Trump’ın Hindistan ve Çin’i Rus petrolü alımlarını azaltmaya zorlayabileceğine dair yaptığı açıklamalar, talep görünümünde belirsizlik oluşturdu. Ayrıca hafta sonu ABD-Rusya ilişkilerine dair beklentiler de fiyatlamalar üzerinde etkili oldu.
Bu gelişmelerle birlikte, Brent petrolün varil fiyatı yüzde 5 düşerken, New York Ticaret Borsası’nda doğal gazın fiyatı da yüzde 3 değer kaybetti.
Tarım emtialarında geçen hafta, küresel arz koşulları ve ABD’deki ihracat gelişmeleri fiyatlar üzerinde etkili oldu.
Rusya’daki rekor buğday verimi beklentileri, küresel fiyatları baskılarken; ABD’deki güçlü haftalık ihracat satışları fiyatlamaları destekledi. Avrupa Birliği’ndeki üretim tahminlerindeki artış da arz görünümüne katkı sağladı.
Mısır fiyatlarındaki güç, ABD’deki rekor verim ve Latin Amerika’daki ilerleyen hasat arzından kaynaklanırken; yeni sezon için yüksek satış rakamları fiyatlar üzerinde etkili oldu. Brezilya’daki hasat ve lojistik gecikmeleri bazı alıcıların kısa vadede ABD mısırına yönelmesine neden oldu.
Pirinçte ise, Japonya’daki aşırı sıcaklar ve zararlı böceklerdeki artış, verim ve kaliteye yönelik riskleri artırdı ve ek ithalat ihtiyacı Asya piyasalarında yukarı yönlü beklentiler oluşturdu.

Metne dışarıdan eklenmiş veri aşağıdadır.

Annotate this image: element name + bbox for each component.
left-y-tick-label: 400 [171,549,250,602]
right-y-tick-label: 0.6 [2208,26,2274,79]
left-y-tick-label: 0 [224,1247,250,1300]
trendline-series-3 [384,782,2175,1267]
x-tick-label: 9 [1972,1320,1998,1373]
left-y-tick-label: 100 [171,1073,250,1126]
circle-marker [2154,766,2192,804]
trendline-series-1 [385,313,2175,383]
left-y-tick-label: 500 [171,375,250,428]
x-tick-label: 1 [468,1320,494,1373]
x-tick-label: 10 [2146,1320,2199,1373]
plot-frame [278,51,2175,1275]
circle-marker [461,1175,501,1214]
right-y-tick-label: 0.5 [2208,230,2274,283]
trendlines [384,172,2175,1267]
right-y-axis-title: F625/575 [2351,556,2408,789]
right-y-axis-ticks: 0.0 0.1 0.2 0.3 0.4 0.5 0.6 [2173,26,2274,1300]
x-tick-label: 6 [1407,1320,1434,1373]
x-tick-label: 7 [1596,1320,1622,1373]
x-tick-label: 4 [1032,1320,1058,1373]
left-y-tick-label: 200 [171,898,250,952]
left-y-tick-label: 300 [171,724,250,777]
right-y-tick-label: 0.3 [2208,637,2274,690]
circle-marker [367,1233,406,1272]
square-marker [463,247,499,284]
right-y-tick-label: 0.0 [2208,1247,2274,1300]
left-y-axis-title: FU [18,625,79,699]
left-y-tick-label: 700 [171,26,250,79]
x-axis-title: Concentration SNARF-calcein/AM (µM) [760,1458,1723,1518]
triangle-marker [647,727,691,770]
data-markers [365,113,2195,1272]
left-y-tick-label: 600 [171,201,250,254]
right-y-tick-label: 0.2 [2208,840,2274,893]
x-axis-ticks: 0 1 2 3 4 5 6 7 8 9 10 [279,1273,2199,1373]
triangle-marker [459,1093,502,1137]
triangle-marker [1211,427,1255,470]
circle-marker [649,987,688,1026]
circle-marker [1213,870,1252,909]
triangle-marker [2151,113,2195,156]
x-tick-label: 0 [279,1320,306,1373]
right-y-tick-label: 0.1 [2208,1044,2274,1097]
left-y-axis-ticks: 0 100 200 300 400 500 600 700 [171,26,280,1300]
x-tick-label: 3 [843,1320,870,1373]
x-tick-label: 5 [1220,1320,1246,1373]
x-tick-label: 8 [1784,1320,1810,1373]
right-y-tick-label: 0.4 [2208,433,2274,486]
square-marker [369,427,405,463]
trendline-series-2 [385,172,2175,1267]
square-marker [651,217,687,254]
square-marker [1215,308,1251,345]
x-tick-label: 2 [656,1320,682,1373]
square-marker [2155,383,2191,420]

Bu gelişmeler neticesinde, Chicago Ticaret Borsası’nda pirinç fiyatları yüzde 3,8, soya fasulyesinde yüzde 0,3, buğdayda yüzde 0,2 ve mısırda yüzde 1,2 değer kaybederken; kahve, şeker ve pamuk fiyatları sırasıyla yüzde 6,3, yüzde 0,6 ve yüzde 0,4 artış gösterdi. Kakaonun ton fiyatı ise yüzde 7,1 artışla haftayı kapattı.